The rice paper wrappers that I used I got from Vietnam, but they are easily available here in UAE in Asian grocery stores.
350 grms Beef (follow the recipe below or use your favourite recipe to make a dryish beef side-dish)
Small packet of rice vermicelli/noodles (boiled and drained)
Lettuce – thinly sliced
Carrots – cut into strips
Cucumber – cut into strips
Mint leaves – few
Coriander leaves – few
Basil leaves – few
Rice Paper wrappers
Slice beef into long thin strips – combine and marinate the beef with 1 clove garlic(minced), 2 small onions, minced ginger(1teaspoon), 1 tablespoon oyster sauce, 1 tablespoon fish sauce, 1 teaspoon cornstarch, 1 teaspoon sesame oil, ½ teaspoon ground pepper, ½ teaspoon stew powder and little salt to taste). Heat a skillet. add little oil and cook the beef on the hot skillet for about 10 minutes, stirring now and then till the beef is soft and tender. Alternately, you can cook beef using any recipe but making sure that it is nice and dry.

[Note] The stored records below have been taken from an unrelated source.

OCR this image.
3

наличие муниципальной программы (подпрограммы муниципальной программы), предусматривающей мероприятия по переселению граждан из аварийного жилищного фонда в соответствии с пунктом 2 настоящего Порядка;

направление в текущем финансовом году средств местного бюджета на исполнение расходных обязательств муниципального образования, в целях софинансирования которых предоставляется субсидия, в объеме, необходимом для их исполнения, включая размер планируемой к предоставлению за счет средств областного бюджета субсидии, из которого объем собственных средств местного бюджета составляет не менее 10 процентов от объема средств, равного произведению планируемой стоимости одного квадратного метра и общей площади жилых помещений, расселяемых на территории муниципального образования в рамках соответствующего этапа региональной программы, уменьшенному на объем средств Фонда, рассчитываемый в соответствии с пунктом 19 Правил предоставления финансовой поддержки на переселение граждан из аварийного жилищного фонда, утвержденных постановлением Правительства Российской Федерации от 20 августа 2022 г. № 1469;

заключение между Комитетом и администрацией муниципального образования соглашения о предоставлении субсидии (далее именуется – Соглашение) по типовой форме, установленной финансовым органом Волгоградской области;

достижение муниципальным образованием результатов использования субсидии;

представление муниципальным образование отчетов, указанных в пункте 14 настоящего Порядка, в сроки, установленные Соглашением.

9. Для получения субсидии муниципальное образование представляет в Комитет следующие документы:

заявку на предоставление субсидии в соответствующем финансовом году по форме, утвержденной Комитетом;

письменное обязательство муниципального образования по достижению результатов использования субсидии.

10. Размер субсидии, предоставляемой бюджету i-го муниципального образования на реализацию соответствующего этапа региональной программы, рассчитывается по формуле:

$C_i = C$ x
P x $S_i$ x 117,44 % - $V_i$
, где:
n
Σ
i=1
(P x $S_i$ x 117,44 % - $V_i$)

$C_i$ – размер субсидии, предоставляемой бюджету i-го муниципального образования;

Dip a rice paper wrapper in a bowl of water until soft. Remove and place on a dry surface, smoothing it with your fingers. Arrange a few noodles on the wrapper, closer to one edge, and top with some carrots, cucumber, lettuce and the mint, basil and coriander leaves. Arrange strips of beef. Fold the closest edge of the wrapper over the filling, then fold in the sides and roll up tightly.
Serve along side with dipping sauce (Peanut Dipping sauce & Vietnamese Dipping Sauce).
Peanut Dipping Sauce :
80 g (1/2 cup) roasted unsalted peanuts, 2 tablespoons roasted sesame seeds, 65 g sugar, 1 teaspoon salt, ½ cup water, 1 tablespoon butter. Grind the roasted peanuts and sesame seeds until fine in a blender, adding a little water if necessary. Combine the peanuts, sesame seed mixture with sugar, salt and water and bring to boil over medium heat. Cook until the mixture turns to a thick syrupy consistency, say about 4-5 minutes. Remove from heat and stir in the butter. Mix and serve.
Vietnamese Dipping Suace (Nuoc Cham)
3 cloves of garlic, minced, 2-3 green chillies,minced, 5 tablespoons lime juice, 3 tablespoons fish sauce, ¼ cup sugar, 4 tablespoons water, 1 cup grated carrot. Grind the garlic and chillies to a smooth paste in a blender, adding a little water if required. Stir in the lime juice, fish sauce, sugar and water. Mix well – add carrots – stir and serve.